Once the trial has been completed with acceptable pain relief, the patient is offered a permanent implant. The physician should carefully evaluate any cosmetic or structural issues that may affect lead choice, device choice, pocket placement, and incision location. The patient is returned to the operating theater and the percutaneous lead is replaced based on pain mapping, fluoroscopy, and review of the previous films with landmarks and/or ultrasound. Often, a curve is added to the deployment needle to allow approximation of many of the curved planes of the body. As lead erosion is a concern not only at the anchor but also at the most distal tip of the lead, it is recommended to turn the bevel of the needle deep and advance the terminal few millimeters of the array deeper within the adipose. No studies have evaluated this technique, but it seems to lessen the incidence of distal tip erosion. Once the lead is in good position, an incision is made sufficiently deep to allow multilayer closure, possibly to the fascia at the area of the lead proximal to the electrodes, so that the lead can be secured without affecting the electrical fields.

Anchoring methods vary, but the aim is universal: a well-secured lead with minimal risk of erosion, migration, or lead fracture. Conventional SCS anchors used for PNfS are frequently too bulky and increase erosive risk.
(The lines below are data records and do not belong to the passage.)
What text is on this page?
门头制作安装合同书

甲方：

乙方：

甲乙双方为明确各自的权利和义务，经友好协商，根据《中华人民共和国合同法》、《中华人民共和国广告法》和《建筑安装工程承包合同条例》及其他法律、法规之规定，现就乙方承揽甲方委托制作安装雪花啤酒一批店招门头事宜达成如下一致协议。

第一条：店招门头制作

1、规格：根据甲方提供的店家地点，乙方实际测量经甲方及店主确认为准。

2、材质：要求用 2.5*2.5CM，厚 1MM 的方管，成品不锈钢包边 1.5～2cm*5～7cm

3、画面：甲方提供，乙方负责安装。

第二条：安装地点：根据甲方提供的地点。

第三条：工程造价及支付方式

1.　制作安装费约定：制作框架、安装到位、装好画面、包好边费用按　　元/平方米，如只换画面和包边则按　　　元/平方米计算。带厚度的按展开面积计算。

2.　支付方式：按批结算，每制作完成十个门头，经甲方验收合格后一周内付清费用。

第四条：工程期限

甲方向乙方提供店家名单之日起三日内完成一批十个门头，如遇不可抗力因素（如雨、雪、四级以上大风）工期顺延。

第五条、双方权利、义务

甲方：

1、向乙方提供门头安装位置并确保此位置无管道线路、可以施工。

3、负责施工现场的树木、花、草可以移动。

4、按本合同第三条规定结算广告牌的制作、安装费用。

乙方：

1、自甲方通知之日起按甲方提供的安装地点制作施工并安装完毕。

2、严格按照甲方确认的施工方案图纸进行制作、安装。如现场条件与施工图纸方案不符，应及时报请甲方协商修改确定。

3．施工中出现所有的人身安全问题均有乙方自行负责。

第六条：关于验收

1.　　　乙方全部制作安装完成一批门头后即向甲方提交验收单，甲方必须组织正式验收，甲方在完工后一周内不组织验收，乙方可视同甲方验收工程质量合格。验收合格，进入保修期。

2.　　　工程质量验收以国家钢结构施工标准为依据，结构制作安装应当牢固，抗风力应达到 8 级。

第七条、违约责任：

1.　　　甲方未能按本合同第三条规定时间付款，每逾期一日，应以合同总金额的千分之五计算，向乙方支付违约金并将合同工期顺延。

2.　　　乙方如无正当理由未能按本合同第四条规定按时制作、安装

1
Using nonabsorbable sutures in a drain stitch fashion without a formal anchor is more compact, but it introduces variation, and the implanter needs to be sensitive to lead security without increasing the likelihood of lead fracture. If an anchor is chosen, it is imperative for the implanter to close the tissue in two or three planes to protect the anchor from erosion. Once the lead is secured, a pocket is made in the appropriate location. Pocket proximity to the lead array is encouraged. As with SCS, the greater the distance between the pocket and the lead array, the greater the likelihood of lead torsion, strain, fracture, and migration. If proximity is difficult, especially when the construct crosses joint lines, the use of multiple buried lead loops is recommended to permit freedom of movement without lead compromise. The smaller size of the IPGs now being produced has increased options for the pocket location. External pulse generators in development may even further reduce this concern. As with any pocket, the implanting doctor should consider the bony margins, skin condition, and body habitus before selecting an appropriate location. Programming of the device will stabilize over 6 weeks, with many patients receiving improved stimulation as fibrosis develops around the lead.
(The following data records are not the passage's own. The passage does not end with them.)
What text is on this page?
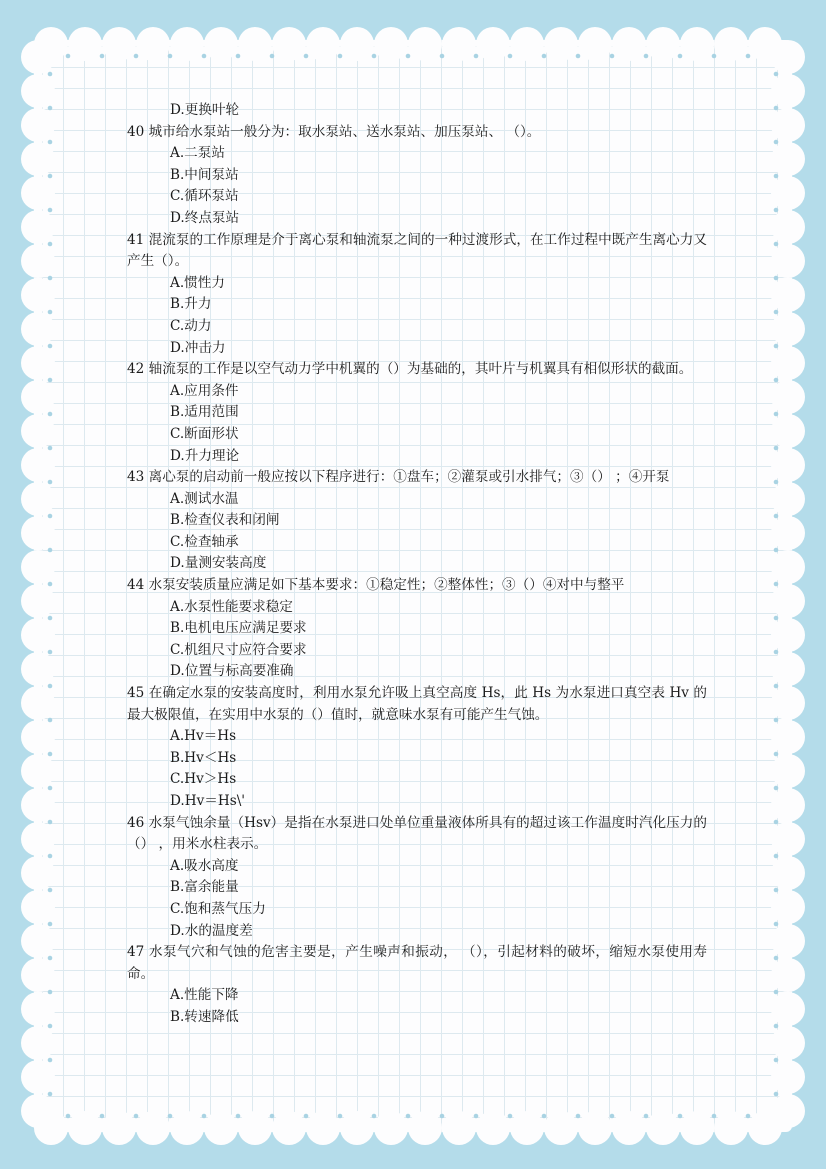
D.更换叶轮

40 城市给水泵站一般分为：取水泵站、送水泵站、加压泵站、 （）。

A.二泵站

B.中间泵站

C.循环泵站

D.终点泵站

41 混流泵的工作原理是介于离心泵和轴流泵之间的一种过渡形式，在工作过程中既产生离心力又产生（）。

A.惯性力

B.升力

C.动力

D.冲击力

42 轴流泵的工作是以空气动力学中机翼的（）为基础的，其叶片与机翼具有相似形状的截面。

A.应用条件

B.适用范围

C.断面形状

D.升力理论

43 离心泵的启动前一般应按以下程序进行：①盘车；②灌泵或引水排气；③（） ；④开泵

A.测试水温

B.检查仪表和闭闸

C.检查轴承

D.量测安装高度

44 水泵安装质量应满足如下基本要求：①稳定性；②整体性；③（）④对中与整平

A.水泵性能要求稳定

B.电机电压应满足要求

C.机组尺寸应符合要求

D.位置与标高要准确

45 在确定水泵的安装高度时，利用水泵允许吸上真空高度 Hs，此 Hs 为水泵进口真空表 Hv 的最大极限值，在实用中水泵的（）值时，就意味水泵有可能产生气蚀。

A.Hv＝Hs

B.Hv＜Hs

C.Hv＞Hs

D.Hv＝Hs\'

46 水泵气蚀余量（Hsv）是指在水泵进口处单位重量液体所具有的超过该工作温度时汽化压力的（） ，用米水柱表示。

A.吸水高度

B.富余能量

C.饱和蒸气压力

D.水的温度差

47 水泵气穴和气蚀的危害主要是，产生噪声和振动， （），引起材料的破坏，缩短水泵使用寿命。

A.性能下降

B.转速降低
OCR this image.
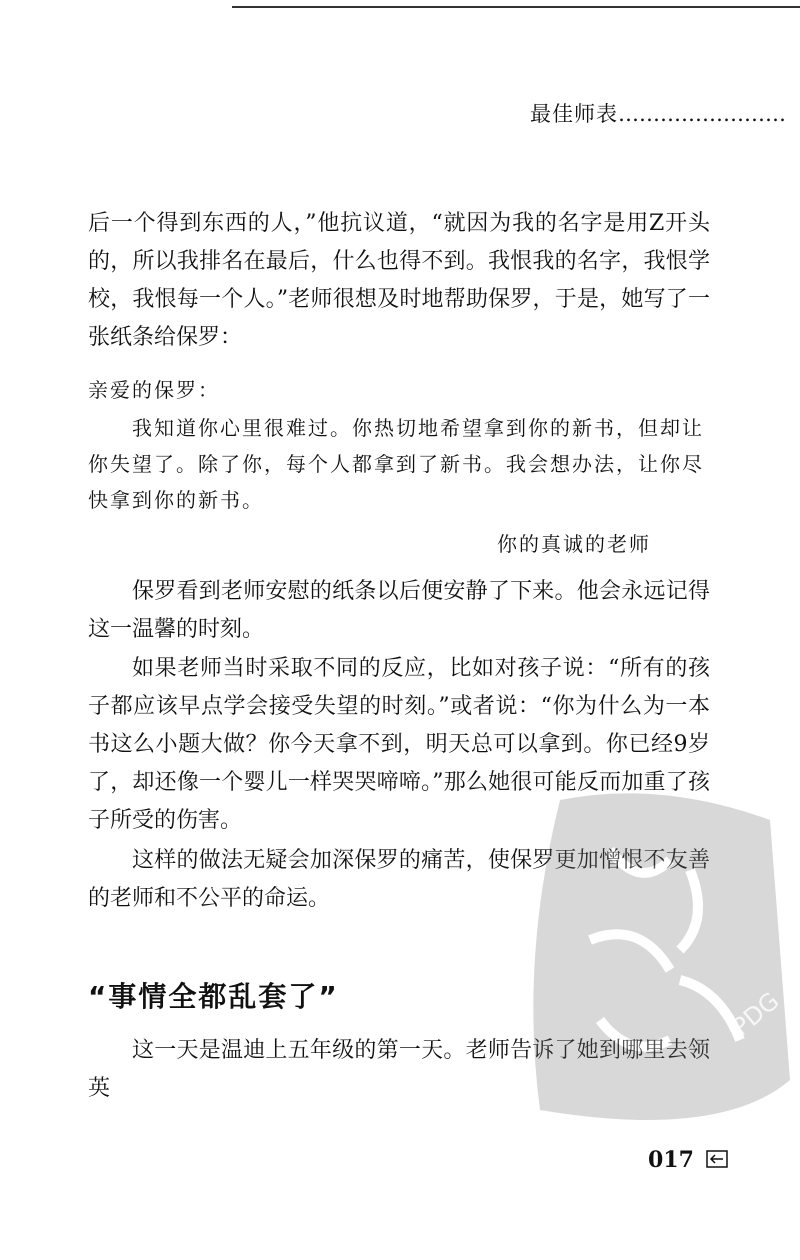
最佳师表……………………

后一个得到东西的人，”他抗议道，“就因为我的名字是用Z开头的，所以我排名在最后，什么也得不到。我恨我的名字，我恨学校，我恨每一个人。”老师很想及时地帮助保罗，于是，她写了一张纸条给保罗：

亲爱的保罗：

我知道你心里很难过。你热切地希望拿到你的新书，但却让你失望了。除了你，每个人都拿到了新书。我会想办法，让你尽快拿到你的新书。

你的真诚的老师

保罗看到老师安慰的纸条以后便安静了下来。他会永远记得这一温馨的时刻。

如果老师当时采取不同的反应，比如对孩子说：“所有的孩子都应该早点学会接受失望的时刻。”或者说：“你为什么为一本书这么小题大做？你今天拿不到，明天总可以拿到。你已经9岁了，却还像一个婴儿一样哭哭啼啼。”那么她很可能反而加重了孩子所受的伤害。

这样的做法无疑会加深保罗的痛苦，使保罗更加憎恨不友善的老师和不公平的命运。

“事情全都乱套了”

这一天是温迪上五年级的第一天。老师告诉了她到哪里去领英

PDG
017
The limits of terminal nerve or field stimulation—smaller paresthetic area, difficult or multiple areas to stimulate, or simply ineffectual paresthesia—may lead to consideration of direct nerve stimulation. The recent adoption of ultrasound, especially when coupled with the following stimulating technique, has allowed the surgeon to place coaxial leads near or next to peripheral nerves with ease and increased safety. When placing more than one lead, a second and reference electrode can be placed under the skin, away from the intended neural target. With the needle stylet removed, the lead can be placed within the needle lumen with the distal (and active) electrode just outside the beveled tip. With either sensory (i.e., 50 Hz) or motor (i.e., 2 Hz) stimulation parameters, the needle and lead are directed to the target.